There are many programs offered here in the Mississippi Delta that help enhance the lives of our young people. Some of these opportunities include the after-school programs, various mentoring programs, sports activities, the Cub Scouts, Boy Scouts, Girl Scouts and others. All contribute to the lives of the Delta’s young people in a variety of positive ways.
However, there is one program that perhaps might not be in the limelight as much as the others, but can certainly be a tremendous asset to a young person and that is the 4-H program.
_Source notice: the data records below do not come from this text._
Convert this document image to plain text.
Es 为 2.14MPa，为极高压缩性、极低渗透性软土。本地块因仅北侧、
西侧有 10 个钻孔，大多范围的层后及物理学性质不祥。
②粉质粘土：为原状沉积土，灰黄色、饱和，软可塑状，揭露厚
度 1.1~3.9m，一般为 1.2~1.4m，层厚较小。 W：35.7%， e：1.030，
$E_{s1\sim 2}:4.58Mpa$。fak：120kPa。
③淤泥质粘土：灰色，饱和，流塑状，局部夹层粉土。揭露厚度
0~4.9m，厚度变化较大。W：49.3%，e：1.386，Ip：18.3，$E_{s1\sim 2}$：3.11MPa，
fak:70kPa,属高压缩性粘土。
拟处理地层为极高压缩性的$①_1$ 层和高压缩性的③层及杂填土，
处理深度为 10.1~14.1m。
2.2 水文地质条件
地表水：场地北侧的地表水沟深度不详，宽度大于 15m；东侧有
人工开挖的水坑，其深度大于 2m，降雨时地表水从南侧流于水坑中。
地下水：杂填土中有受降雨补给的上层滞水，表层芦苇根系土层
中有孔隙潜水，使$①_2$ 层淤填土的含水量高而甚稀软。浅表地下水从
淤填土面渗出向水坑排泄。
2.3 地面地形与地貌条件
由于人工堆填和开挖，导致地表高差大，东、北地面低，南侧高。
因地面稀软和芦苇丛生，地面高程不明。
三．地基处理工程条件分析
The 4-H program is one of the most important youth development programs offered – anywhere. With over 500,000 volunteers and 3,500 4-H professionals that mentor over six million children across the country, 4-H is the largest youth development organization in the United States. This wonderful program is often the first opportunity young people have to learn many of the skills needed to successfully maneuverer through life. The program helps young people build self esteem, teaches them how to make good decisions, teaches how to be responsible, teaches young people sound communication skills and so much more.
Additionally, in 4-H, young people learn how to conceptualize a task and carry it out all of the way to the end. The Delta is full of Cooperative Extension offices that implement and oversee these programs.
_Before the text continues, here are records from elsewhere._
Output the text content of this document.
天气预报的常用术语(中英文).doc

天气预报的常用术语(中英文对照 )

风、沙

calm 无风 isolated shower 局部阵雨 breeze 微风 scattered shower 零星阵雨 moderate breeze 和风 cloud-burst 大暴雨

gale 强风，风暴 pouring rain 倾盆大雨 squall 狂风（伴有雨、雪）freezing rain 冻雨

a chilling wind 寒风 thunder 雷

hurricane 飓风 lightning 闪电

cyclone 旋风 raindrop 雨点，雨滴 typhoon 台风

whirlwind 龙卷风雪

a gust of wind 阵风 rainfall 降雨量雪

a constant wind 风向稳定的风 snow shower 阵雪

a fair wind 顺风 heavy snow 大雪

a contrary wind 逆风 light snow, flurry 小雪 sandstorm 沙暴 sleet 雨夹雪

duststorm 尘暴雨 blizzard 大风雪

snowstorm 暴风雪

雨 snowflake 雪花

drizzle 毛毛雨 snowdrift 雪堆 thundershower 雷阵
The foundations of 4-H can be traced back to 1902 with the purpose of instructing rural youth in farming and farm-homemaking practices. By the 1970s, 4-H broadened its programs to cover a full range of youth with a wide range of life experiences.
The 4-H pledge says it all:
I pledge my head to clearer thinking, my heart to greater loyalty, my hands to larger service, and my health to better living, for my club, my community, my country, and my world.
As we search for ways to prepare the youth of the Mississippi Delta with the tools needed for life, let’s not overlook the 4-H program. For more information on 4-H, visit www.extension.msstate.edu and www.4-h.org.
On the cover of this edition of the DBJ, we feature Hayes Dent of Yazoo City, one of my very good friends. In fact, our friendship goes all of the way back to around 1984. Hayes has been front and center of many things that have helped improve not only the Mississippi Delta, but the entire state of Mississippi.